Dakar, le 3 juillet 2024 – Les autorités burkinabè doivent tout mettre en œuvre pour retrouver les journalistes disparus Serge Atiana Oulon, Kalifara Séré et Adama Bayala, assurer leur sécurité, et s’abstenir de censurer les médias, a déclaré mercredi le Comité pour la protection des journalistes.
En juin, au moins trois journalistes burkinabés ont disparu dans des circonstances suspectes dans la capitale Ouagadougou.
À la mi-juin, le Conseil supérieur de la communication (CSC) a suspendu temporairement trois médias :
- l’émission « 7 Infos » sur la chaîne de télévision privée BF1 ;
- le journal bimensuel privé L’Événement ;
- la chaîne mondiale francophone TV5 Monde.
Depuis que le président de transition, Ibrahim Traoré, a pris le pouvoir lors d’un coup d’État militaire en 2022, le CPJ a documenté une détérioration de la liberté de la presse au Burkina Faso, y compris des suspensions de médias, des expulsions de correspondants étrangers et des tentatives de réquisitionnement de journalistes critiques.

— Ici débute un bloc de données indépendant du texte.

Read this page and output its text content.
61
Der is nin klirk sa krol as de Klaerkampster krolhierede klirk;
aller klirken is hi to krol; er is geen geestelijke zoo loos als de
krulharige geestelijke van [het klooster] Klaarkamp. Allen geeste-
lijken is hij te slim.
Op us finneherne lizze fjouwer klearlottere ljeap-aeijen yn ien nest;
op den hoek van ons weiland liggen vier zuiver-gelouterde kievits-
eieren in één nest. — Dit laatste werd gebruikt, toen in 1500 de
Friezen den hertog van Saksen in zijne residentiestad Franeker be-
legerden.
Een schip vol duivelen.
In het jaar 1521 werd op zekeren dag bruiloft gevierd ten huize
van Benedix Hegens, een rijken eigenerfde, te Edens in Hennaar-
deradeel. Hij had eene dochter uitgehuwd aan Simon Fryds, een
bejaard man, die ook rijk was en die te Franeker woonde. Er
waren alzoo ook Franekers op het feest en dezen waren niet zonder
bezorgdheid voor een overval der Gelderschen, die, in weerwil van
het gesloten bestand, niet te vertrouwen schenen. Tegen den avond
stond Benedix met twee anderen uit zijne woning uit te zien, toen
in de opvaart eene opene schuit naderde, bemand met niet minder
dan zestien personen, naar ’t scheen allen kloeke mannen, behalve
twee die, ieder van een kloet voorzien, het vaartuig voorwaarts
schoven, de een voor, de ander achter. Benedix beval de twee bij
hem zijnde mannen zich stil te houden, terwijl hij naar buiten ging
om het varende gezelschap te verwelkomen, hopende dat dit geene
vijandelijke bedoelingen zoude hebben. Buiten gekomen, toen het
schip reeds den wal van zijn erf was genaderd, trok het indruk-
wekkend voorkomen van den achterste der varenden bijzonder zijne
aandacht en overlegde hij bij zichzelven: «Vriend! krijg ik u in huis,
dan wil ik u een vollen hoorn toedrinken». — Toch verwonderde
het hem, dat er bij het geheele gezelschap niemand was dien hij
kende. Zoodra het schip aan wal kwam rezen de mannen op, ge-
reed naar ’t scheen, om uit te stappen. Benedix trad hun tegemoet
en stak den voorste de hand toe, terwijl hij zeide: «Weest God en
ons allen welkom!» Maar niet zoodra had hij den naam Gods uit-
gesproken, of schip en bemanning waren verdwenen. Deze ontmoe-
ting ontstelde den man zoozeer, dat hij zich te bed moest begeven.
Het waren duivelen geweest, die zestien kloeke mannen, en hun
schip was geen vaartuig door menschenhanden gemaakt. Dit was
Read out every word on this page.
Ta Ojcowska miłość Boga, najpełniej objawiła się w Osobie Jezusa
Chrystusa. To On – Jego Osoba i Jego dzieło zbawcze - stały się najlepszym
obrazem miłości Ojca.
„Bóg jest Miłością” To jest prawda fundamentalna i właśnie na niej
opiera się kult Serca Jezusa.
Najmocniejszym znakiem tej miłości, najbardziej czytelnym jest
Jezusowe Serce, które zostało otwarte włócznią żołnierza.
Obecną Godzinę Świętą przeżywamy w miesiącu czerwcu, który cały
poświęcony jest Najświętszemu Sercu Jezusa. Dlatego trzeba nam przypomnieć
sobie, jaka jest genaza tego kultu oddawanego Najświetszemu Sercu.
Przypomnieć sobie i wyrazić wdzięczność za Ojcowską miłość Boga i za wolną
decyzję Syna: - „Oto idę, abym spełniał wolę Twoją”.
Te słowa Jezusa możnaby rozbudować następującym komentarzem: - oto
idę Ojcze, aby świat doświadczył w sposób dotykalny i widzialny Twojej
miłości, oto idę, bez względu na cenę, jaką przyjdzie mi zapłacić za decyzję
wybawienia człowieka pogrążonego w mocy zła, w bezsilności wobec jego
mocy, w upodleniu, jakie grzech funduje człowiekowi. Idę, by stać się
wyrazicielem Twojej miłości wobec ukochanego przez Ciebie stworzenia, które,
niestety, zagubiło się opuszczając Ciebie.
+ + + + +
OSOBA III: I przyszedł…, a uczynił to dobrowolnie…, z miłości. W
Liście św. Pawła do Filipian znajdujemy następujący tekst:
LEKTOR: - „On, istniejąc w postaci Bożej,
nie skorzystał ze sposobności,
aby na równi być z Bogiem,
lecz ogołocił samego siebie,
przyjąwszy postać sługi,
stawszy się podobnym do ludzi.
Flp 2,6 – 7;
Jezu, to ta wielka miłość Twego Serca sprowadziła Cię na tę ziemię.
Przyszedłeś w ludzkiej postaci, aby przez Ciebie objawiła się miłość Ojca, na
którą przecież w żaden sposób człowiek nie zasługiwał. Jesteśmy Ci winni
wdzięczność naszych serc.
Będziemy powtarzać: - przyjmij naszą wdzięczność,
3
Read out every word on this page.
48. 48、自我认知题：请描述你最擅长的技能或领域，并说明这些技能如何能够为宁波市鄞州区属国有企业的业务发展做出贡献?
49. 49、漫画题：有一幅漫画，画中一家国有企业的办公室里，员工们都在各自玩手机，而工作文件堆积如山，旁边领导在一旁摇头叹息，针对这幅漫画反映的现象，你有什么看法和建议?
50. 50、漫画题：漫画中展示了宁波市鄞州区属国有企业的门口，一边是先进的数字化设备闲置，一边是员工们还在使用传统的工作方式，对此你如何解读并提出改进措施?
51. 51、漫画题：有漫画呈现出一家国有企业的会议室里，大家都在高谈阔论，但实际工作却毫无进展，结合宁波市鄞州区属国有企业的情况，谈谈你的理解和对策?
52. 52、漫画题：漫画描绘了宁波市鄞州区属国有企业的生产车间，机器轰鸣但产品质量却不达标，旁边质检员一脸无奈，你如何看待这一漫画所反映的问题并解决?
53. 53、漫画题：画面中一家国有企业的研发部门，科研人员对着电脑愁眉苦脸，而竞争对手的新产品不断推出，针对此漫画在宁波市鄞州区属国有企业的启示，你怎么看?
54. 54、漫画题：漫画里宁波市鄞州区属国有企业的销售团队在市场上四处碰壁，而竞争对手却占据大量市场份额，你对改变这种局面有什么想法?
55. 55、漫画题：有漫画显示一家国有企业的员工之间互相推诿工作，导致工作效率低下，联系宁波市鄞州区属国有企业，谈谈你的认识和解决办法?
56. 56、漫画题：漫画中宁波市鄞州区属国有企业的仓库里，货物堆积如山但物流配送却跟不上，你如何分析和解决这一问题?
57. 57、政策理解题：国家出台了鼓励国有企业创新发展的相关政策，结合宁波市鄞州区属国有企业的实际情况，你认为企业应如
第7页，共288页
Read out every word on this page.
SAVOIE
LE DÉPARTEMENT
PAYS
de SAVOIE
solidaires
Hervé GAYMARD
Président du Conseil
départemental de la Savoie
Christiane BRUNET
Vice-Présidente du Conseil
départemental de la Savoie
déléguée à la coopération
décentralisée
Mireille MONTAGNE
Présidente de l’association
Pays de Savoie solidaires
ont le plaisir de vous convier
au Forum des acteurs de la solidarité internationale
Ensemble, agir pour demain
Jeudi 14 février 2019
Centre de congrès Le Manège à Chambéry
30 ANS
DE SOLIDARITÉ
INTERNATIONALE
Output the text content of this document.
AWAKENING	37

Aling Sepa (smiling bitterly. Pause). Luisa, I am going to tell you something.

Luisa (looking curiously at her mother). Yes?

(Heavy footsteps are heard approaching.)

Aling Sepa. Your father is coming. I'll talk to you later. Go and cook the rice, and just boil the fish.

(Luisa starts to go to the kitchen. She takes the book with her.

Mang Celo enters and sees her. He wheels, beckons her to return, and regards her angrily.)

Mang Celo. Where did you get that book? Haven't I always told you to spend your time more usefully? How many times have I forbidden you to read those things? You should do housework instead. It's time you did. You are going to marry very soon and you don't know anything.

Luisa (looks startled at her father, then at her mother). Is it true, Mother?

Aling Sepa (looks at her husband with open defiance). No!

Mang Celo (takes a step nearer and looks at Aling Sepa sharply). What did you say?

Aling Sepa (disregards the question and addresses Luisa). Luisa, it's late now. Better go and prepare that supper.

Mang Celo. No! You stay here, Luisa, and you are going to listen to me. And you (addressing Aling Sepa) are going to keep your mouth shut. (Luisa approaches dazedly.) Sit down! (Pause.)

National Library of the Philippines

« Les autorités burkinabè doivent tout mettre en œuvre pour retrouver les journalistes disparus Adama Bayala, Serge Atiana Oulon et Kalifara Séré, assurer leur sécurité, et veiller à ce que les professionnels des médias au Burkina Faso puissent travailler sans que leurs reportages critiques ne soient censurés », a déclaré Angela Quintal, responsable du programme Afrique du CPJ, à New York. « Le climat de peur dans lequel vivent les journalistes au Burkina Faso compromet la capacité du public à s’informer et à comprendre la manière dont il est gouverné, alors que l’insécurité augmente dans le pays. »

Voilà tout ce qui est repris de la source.